Après une certaine confusion et des hésitations sur la date de l’élection de l’Assemblée nationale constituante (d’abord prévue le 24 juillet, puis reportée au 23 octobre), le calendrier électoral est clairement fixé. Le processus électoral est structuré par diverses étapes organisées par l’Instance Supérieure Indépendante pour les Elections (ISIE). L’ISIE a publié un Code de conduite engageant tous les intervenants dans l’élection de l’Assemblée Nationale Constituante et tente par ailleurs de définir le rôle des médias dans le processus électoral. La publicité des partis politiques et la publication de tous sondages politiques seront interdites à compter du 12 septembre. Toutefois, la légalité de telles initiatives est discutable : l’ISIE n’a en effet aucune autorité sur les instituts de sondage, les médias ou les partis ainsi que sur leurs actes. De telles décisions relèvent juridiquement de la compétence du pouvoir législatif exercé par le Premier ministre et le président de la République.

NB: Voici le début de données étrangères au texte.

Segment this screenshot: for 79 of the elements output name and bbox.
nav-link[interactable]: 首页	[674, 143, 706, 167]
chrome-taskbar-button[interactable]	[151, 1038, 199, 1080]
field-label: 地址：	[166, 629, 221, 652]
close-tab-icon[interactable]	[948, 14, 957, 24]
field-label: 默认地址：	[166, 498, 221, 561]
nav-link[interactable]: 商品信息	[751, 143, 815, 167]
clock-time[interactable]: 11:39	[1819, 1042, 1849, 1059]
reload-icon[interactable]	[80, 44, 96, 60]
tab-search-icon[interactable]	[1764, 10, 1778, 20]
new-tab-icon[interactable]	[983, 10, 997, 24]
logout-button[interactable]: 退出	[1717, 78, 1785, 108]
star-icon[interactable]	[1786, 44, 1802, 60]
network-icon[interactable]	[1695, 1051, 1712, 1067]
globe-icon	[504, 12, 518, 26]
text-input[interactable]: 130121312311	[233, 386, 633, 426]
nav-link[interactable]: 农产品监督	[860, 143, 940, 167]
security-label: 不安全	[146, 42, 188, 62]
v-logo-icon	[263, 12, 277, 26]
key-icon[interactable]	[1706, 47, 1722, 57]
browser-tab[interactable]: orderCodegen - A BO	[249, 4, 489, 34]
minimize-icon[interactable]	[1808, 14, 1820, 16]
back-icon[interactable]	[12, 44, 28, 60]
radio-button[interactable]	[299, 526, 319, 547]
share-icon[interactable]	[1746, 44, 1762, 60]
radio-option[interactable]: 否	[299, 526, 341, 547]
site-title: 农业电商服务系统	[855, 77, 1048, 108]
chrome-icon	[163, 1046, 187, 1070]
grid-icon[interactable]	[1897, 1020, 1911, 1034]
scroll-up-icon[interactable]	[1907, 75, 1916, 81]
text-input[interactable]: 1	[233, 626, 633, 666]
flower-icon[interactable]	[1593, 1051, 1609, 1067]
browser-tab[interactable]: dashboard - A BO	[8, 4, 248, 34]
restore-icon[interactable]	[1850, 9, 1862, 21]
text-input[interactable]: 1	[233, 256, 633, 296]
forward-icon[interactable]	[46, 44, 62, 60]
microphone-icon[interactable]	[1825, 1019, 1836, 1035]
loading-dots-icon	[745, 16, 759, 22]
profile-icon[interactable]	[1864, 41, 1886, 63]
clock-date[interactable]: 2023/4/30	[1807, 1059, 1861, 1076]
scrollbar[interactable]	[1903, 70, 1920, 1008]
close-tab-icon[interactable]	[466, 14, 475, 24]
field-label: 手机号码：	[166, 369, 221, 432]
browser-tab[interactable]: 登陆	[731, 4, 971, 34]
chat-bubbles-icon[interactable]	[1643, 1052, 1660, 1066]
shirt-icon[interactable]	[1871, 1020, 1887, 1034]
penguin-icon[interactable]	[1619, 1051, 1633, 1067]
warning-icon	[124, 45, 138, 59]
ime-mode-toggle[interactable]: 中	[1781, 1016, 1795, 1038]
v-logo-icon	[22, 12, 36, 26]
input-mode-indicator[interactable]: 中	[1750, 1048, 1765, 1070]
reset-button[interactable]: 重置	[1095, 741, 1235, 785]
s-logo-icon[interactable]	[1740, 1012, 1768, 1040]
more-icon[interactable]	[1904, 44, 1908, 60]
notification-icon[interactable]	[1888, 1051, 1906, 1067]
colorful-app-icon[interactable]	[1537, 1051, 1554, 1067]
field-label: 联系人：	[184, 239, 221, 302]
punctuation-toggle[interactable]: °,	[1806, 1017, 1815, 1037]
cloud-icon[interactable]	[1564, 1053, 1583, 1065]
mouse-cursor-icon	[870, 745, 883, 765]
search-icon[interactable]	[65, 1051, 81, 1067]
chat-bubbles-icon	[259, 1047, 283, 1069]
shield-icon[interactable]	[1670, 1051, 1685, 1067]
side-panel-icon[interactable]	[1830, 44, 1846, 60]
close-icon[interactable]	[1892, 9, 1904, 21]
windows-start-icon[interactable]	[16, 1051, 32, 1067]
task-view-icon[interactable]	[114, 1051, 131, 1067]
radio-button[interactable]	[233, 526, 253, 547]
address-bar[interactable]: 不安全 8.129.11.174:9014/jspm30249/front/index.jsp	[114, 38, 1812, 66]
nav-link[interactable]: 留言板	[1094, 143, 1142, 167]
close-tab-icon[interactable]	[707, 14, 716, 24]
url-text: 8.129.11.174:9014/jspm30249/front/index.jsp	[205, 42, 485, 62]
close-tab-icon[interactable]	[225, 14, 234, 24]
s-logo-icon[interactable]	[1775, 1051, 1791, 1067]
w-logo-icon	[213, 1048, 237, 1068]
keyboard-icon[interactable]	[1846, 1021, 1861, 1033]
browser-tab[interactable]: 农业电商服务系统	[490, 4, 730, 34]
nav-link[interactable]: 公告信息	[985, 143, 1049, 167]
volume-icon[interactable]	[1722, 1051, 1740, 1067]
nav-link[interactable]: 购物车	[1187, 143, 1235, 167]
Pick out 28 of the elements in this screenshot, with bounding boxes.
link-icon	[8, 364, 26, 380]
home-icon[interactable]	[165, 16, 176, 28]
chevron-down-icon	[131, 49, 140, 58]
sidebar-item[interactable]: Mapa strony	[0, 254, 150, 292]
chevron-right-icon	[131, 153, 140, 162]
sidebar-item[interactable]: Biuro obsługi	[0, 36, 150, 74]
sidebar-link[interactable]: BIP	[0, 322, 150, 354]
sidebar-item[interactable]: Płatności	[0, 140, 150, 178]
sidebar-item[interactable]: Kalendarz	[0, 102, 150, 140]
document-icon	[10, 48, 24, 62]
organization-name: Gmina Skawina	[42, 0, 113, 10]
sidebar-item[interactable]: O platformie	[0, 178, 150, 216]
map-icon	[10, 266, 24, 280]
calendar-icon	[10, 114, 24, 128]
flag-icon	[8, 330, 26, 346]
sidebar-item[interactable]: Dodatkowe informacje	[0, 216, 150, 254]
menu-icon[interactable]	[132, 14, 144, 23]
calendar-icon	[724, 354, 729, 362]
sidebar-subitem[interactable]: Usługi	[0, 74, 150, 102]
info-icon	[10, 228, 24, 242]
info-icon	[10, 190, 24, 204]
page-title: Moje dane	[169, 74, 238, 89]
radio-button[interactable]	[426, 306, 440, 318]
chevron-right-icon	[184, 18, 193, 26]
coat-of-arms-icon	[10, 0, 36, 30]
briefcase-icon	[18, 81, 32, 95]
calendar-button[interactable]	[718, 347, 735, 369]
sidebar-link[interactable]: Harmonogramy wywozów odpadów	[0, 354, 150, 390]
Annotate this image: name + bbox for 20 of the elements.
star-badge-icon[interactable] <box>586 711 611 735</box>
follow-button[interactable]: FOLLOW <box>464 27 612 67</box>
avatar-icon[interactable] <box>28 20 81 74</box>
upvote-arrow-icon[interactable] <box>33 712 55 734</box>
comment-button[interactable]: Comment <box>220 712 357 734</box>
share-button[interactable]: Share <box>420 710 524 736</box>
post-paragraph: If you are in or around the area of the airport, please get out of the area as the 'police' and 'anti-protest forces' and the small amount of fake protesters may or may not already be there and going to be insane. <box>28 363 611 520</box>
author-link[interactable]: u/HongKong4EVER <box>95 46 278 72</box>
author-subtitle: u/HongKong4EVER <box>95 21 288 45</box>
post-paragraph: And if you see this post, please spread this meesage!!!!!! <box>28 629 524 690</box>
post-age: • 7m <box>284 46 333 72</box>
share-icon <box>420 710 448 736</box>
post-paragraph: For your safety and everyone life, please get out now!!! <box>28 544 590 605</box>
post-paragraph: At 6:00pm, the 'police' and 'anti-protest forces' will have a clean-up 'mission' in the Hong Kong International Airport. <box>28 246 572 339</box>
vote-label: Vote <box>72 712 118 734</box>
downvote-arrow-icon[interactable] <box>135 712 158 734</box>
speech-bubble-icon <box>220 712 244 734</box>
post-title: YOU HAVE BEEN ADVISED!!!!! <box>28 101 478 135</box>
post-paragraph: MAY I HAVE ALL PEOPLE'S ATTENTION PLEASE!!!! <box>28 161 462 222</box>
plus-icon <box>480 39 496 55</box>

Pour encadrer le processus électoral, le gouvernement tunisien a fait appel à l’expertise et à l’expérience des organisations internationales (le Programme des Nations Unies pour le développement, en particulier) et européennes (Conseil de l’Europe et Union européenne). Sur ce point, il convient également de souligner particulièrement l’implication des ONG. Ainsi, sur invitation de la commission électorale tunisienne, le Centre Carter, organisation à but non lucratif basée à Atlanta et présidée par l’ancien chef d’Etat américain, vient de lancer une mission internationale d’observation pour superviser les préparatifs des élections du 23 octobre. Concrètement, des observateurs sont mobilisés pour suivre le processus d’inscription des électeurs et les préparatifs électoraux.


Si le cadre juridique et institutionnel du processus de transition démocratique est [grosso modo fixé, son efficacité doit être appréciée à l’aune de l’amélioration de la situation économique et sociale du pays. Or, la transition est encore loin d’être acquise en la matière.